Nicaragua and Honduras gained their independence, after the dissolution of the Captaincy General in 1821, the overthrow of the First Mexican empire, into which they were then absorbed, in 1823 and the collapse of the Federal Republic of Central America in the second half of 1838.
Of course, precise borders now mattered.
Probably because they had more important matters to consider, the two countries kicked the thorny subject into the long grass or, more accurately, the deep jungle and relied on the international convention of uti possidetis juris which, to the layman, meant that newly formed sovereign states should have the same borders that their preceding dependent area had. But if you couldn’t determine precisely where the border ran, it was not a great deal of help.
In an attempt to resolve the matter once and for all, the two countries agreed in 1894 that a Commission should be established to fix the border between the Pacific and Atlantic coasts.

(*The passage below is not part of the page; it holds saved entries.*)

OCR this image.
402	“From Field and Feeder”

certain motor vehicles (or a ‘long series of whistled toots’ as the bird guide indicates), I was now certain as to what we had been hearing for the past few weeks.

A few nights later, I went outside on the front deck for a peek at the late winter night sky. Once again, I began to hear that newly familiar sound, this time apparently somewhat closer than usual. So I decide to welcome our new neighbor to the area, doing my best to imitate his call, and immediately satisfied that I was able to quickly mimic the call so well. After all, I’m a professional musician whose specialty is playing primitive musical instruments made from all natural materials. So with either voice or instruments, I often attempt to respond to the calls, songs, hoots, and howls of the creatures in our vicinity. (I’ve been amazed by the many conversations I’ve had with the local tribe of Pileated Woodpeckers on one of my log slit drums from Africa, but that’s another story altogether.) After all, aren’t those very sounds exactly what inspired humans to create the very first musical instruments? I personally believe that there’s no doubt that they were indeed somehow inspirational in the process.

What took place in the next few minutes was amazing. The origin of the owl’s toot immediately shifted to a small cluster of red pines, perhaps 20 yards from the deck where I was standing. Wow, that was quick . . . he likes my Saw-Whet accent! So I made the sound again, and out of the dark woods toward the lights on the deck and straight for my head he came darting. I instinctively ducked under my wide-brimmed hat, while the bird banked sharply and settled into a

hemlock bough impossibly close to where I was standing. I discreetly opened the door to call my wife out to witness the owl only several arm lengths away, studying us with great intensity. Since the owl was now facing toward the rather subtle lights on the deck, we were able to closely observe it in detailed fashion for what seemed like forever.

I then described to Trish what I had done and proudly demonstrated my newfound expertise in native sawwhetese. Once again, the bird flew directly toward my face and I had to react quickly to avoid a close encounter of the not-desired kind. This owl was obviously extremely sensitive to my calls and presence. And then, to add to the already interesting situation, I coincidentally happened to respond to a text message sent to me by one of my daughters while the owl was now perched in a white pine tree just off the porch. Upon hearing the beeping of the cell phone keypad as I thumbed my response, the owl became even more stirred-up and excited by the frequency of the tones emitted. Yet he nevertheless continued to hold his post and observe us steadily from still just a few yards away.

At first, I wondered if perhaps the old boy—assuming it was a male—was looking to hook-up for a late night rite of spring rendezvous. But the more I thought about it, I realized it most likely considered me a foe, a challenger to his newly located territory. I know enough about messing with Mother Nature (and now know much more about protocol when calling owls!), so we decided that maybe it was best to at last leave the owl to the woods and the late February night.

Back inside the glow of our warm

When the Commission published its findings six year later, they came up with a nice line which ran along straight lines, river beds and mountain ranges but, unfortunately, it only got a third of the way to the Atlantic coast. In despair, they appealed to the Spanish king, Alphonso XIII, who awarded most of the disputed territory to Honduras.
The 1937 stamp reopened this festering sore. Whilst the map clearly showed the agreed border, the area north of the border was marked “territorio en litigio”, territory in dispute. When the first stamps reached the Honduran capital of Tegucigalpa, riots broke out and the police had their work cut out to prevent the Nicaraguan embassy from being stormed. Troops were sent by both countries to the disputed area and war was only averted thanks to some frantic diplomatic efforts on the part of America, Mexico and Costa Rica.
The status quo had been restored but the matter was unresolved. In 1957 a commission under the auspices of the International Court of Justice considered the matter and in 1960 reconfirmed Alphonso’s decision, awarding the disputed territory once more to Honduras. Another border commission set about fixing the precise border and did a better job than the first one, drawing a line across the 573 miles of border country.
And there matters stand to this day.